I have been using that name since 2005, i think you can use another name or add a last name 🙂

January 4th, 2015, 9:50 am

 

Norman said:

And , if you want to use my name, at least get better grades, it is insulting 20 against to 8 for. you know i have a status to keep.

January 4th, 2015, 9:52 am

 

Norman said:

Gosh Norman the second, I’ve been using this name since 1938, so you’re the one copying, to which you should add a #2 after yours.

January 4th, 2015, 9:57 am

 

Norman said:

As for getting better grades, let’s see: 2015 minus 2005 equals 10. Now, it seems that you’re in grade school, or you just like to play.

January 4th, 2015, 10:03 am

 

Kimbelry Jones said:

Christians in Syria also fight within the ranks of the Free Syrian Army and specifically within the Syriac Military Council which is an Assyrian/Syriac military organization in Syria. This group primarily fights in The organisation fights mostly in the densely populated Syriac areas of the Governorates of Aleppo, Damascus, Al-Hasakah, Latakia, and Homs.
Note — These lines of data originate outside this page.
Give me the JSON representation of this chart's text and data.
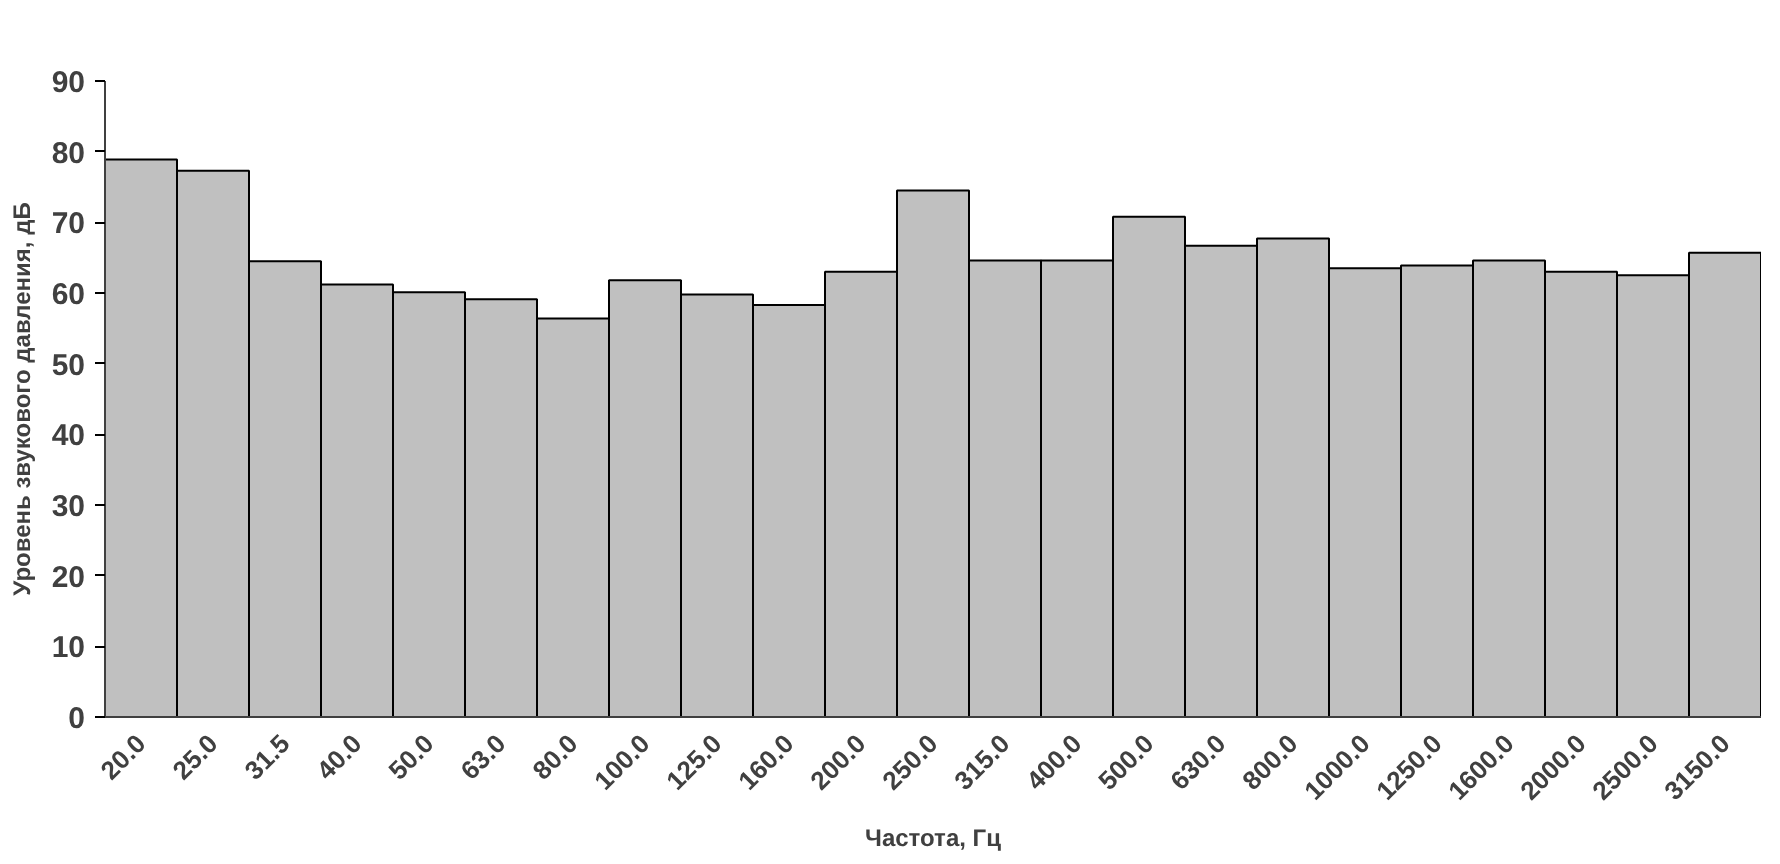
{
  "chart_data": {
    "type": "bar",
    "xlabel": "Частота, Гц",
    "ylabel": "Уровень звукового давления, дБ",
    "categories": [
      "20.0",
      "25.0",
      "31.5",
      "40.0",
      "50.0",
      "63.0",
      "80.0",
      "100.0",
      "125.0",
      "160.0",
      "200.0",
      "250.0",
      "315.0",
      "400.0",
      "500.0",
      "630.0",
      "800.0",
      "1000.0",
      "1250.0",
      "1600.0",
      "2000.0",
      "2500.0",
      "3150.0"
    ],
    "values": [
      78.9,
      77.3,
      64.5,
      61.2,
      60.1,
      59.1,
      56.4,
      61.8,
      59.8,
      58.3,
      63.0,
      74.5,
      64.6,
      64.6,
      70.8,
      66.7,
      67.7,
      63.5,
      63.9,
      64.6,
      63.0,
      62.5,
      65.7
    ],
    "color": "#c0c0c0",
    "ylim": [
      0,
      90
    ],
    "yticks": [
      0,
      10,
      20,
      30,
      40,
      50,
      60,
      70,
      80,
      90
    ],
    "grid": false
  }
}
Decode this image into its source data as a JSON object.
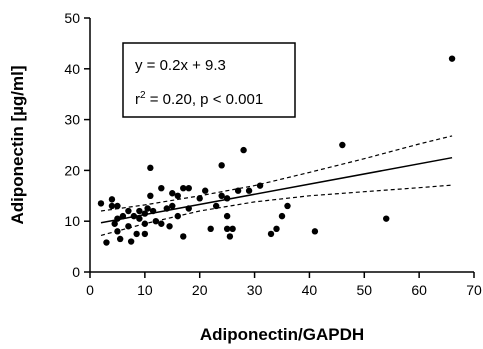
{
  "chart_data": {
    "type": "scatter",
    "xlabel": "Adiponectin/GAPDH",
    "ylabel": "Adiponectin [µg/ml]",
    "xlim": [
      0,
      70
    ],
    "ylim": [
      0,
      50
    ],
    "xticks": [
      0,
      10,
      20,
      30,
      40,
      50,
      60,
      70
    ],
    "yticks": [
      0,
      10,
      20,
      30,
      40,
      50
    ],
    "grid": false,
    "annotation": {
      "equation": "y = 0.2x + 9.3",
      "stats_prefix": "r",
      "stats_superscript": "2",
      "stats_suffix": " = 0.20, p < 0.001"
    },
    "regression": {
      "slope": 0.2,
      "intercept": 9.3,
      "x_range": [
        2,
        66
      ]
    },
    "confidence_band": {
      "x": [
        2,
        10,
        20,
        30,
        40,
        50,
        60,
        66
      ],
      "upper": [
        12.0,
        13.2,
        15.0,
        17.0,
        19.6,
        22.3,
        25.2,
        26.8
      ],
      "lower": [
        7.2,
        9.5,
        12.0,
        13.8,
        15.0,
        15.8,
        16.6,
        17.1
      ]
    },
    "points": [
      {
        "x": 2,
        "y": 13.5
      },
      {
        "x": 3,
        "y": 5.8
      },
      {
        "x": 4,
        "y": 14.3
      },
      {
        "x": 4,
        "y": 13.0
      },
      {
        "x": 4.5,
        "y": 9.5
      },
      {
        "x": 5,
        "y": 13.0
      },
      {
        "x": 5,
        "y": 10.5
      },
      {
        "x": 5,
        "y": 8.0
      },
      {
        "x": 5.5,
        "y": 6.5
      },
      {
        "x": 6,
        "y": 11.0
      },
      {
        "x": 7,
        "y": 12.0
      },
      {
        "x": 7,
        "y": 9.0
      },
      {
        "x": 7.5,
        "y": 6.0
      },
      {
        "x": 8,
        "y": 11.0
      },
      {
        "x": 8.5,
        "y": 7.5
      },
      {
        "x": 9,
        "y": 10.5
      },
      {
        "x": 9,
        "y": 12.0
      },
      {
        "x": 10,
        "y": 11.5
      },
      {
        "x": 10,
        "y": 9.5
      },
      {
        "x": 10,
        "y": 7.5
      },
      {
        "x": 10.5,
        "y": 12.5
      },
      {
        "x": 11,
        "y": 20.5
      },
      {
        "x": 11,
        "y": 15.0
      },
      {
        "x": 11.5,
        "y": 12.0
      },
      {
        "x": 12,
        "y": 10.0
      },
      {
        "x": 13,
        "y": 16.5
      },
      {
        "x": 13,
        "y": 9.5
      },
      {
        "x": 14,
        "y": 12.5
      },
      {
        "x": 14.5,
        "y": 9.0
      },
      {
        "x": 15,
        "y": 15.5
      },
      {
        "x": 15,
        "y": 13.0
      },
      {
        "x": 16,
        "y": 15.0
      },
      {
        "x": 16,
        "y": 11.0
      },
      {
        "x": 17,
        "y": 16.5
      },
      {
        "x": 17,
        "y": 7.0
      },
      {
        "x": 18,
        "y": 16.5
      },
      {
        "x": 18,
        "y": 12.5
      },
      {
        "x": 20,
        "y": 14.5
      },
      {
        "x": 21,
        "y": 16.0
      },
      {
        "x": 22,
        "y": 8.5
      },
      {
        "x": 23,
        "y": 13.0
      },
      {
        "x": 24,
        "y": 21.0
      },
      {
        "x": 24,
        "y": 15.0
      },
      {
        "x": 25,
        "y": 14.5
      },
      {
        "x": 25,
        "y": 11.0
      },
      {
        "x": 25,
        "y": 8.5
      },
      {
        "x": 25.5,
        "y": 7.0
      },
      {
        "x": 26,
        "y": 8.5
      },
      {
        "x": 27,
        "y": 16.0
      },
      {
        "x": 28,
        "y": 24.0
      },
      {
        "x": 29,
        "y": 16.0
      },
      {
        "x": 31,
        "y": 17.0
      },
      {
        "x": 33,
        "y": 7.5
      },
      {
        "x": 34,
        "y": 8.5
      },
      {
        "x": 35,
        "y": 11.0
      },
      {
        "x": 36,
        "y": 13.0
      },
      {
        "x": 41,
        "y": 8.0
      },
      {
        "x": 46,
        "y": 25.0
      },
      {
        "x": 54,
        "y": 10.5
      },
      {
        "x": 66,
        "y": 42.0
      }
    ]
  }
}
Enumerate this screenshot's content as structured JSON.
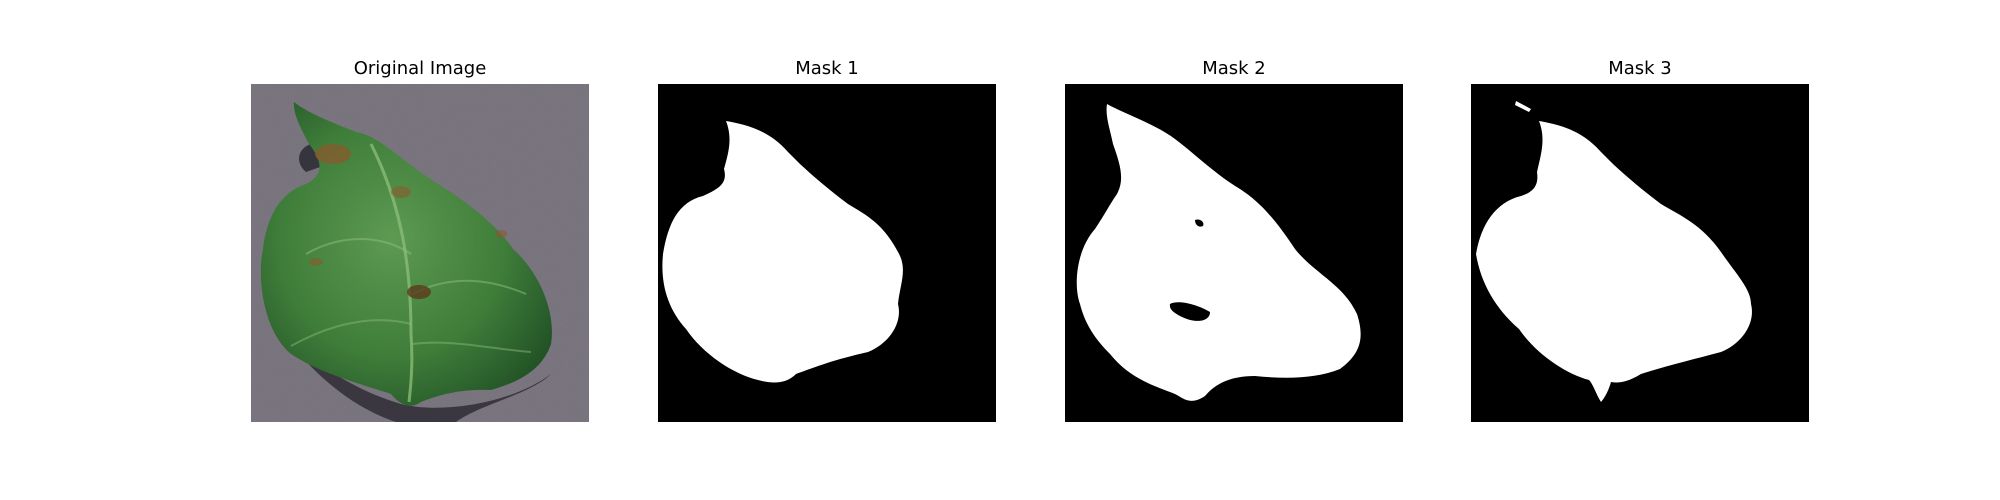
{
  "figure": {
    "panels": [
      {
        "title": "Original Image",
        "kind": "photo"
      },
      {
        "title": "Mask 1",
        "kind": "mask"
      },
      {
        "title": "Mask 2",
        "kind": "mask"
      },
      {
        "title": "Mask 3",
        "kind": "mask"
      }
    ]
  },
  "colors": {
    "mask_background": "#000000",
    "mask_foreground": "#ffffff",
    "photo_background": "#7d7882",
    "leaf_green": "#3f7e3a",
    "leaf_dark": "#1d4a22"
  }
}
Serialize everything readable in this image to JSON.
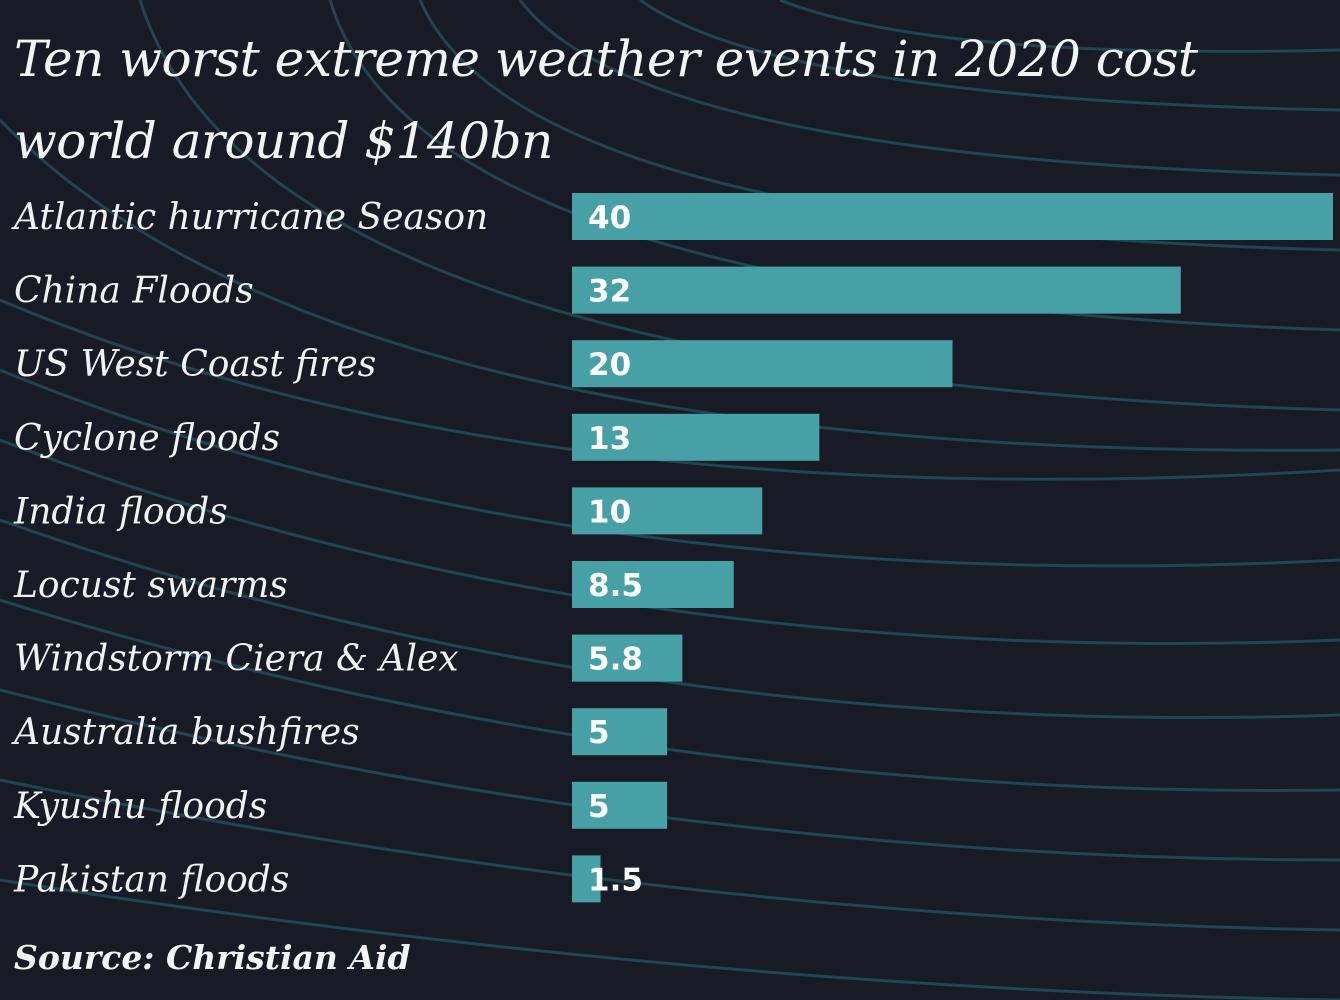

On September 25, 2014 they aligned with the Free Syrian Army in the fight against ASSAD, ISIS, JABHAT AL NUSRA, HEZBOLLA, IRAQI MILITIA AND IRANIAN QUD. The Syrian Opposition to Assad’s tyranny runs deep and Assad allies come from across borders to support his genocide.

January 4th, 2015, 2:42 pm

 

Norman said:

You must be older than me, i was taking about your approval 20 against , now 9 with,

Here it is 83. NORMAN said:

It seems that both sides think they can and will win, so both are hoping for the demise of Annan plan,

Dandashy is right, the Syrian Arab army is winning and taking over Homs, Next Qusayr and Rustan, they are moving decisively, they are even better in Damascus suburb,

Thumb up 13 Thumb down 7

Good luck to you any way

January 4th, 2015, 4:50 pm

 

habib said:

21. Kimbelry Jones s

Lol, what genocide?

There a thousands of Sunni refugees in Alawite areas. The army and government is mainly Sunni.

If you’re talking about a genocide against Salafists, then that’s just a good thing.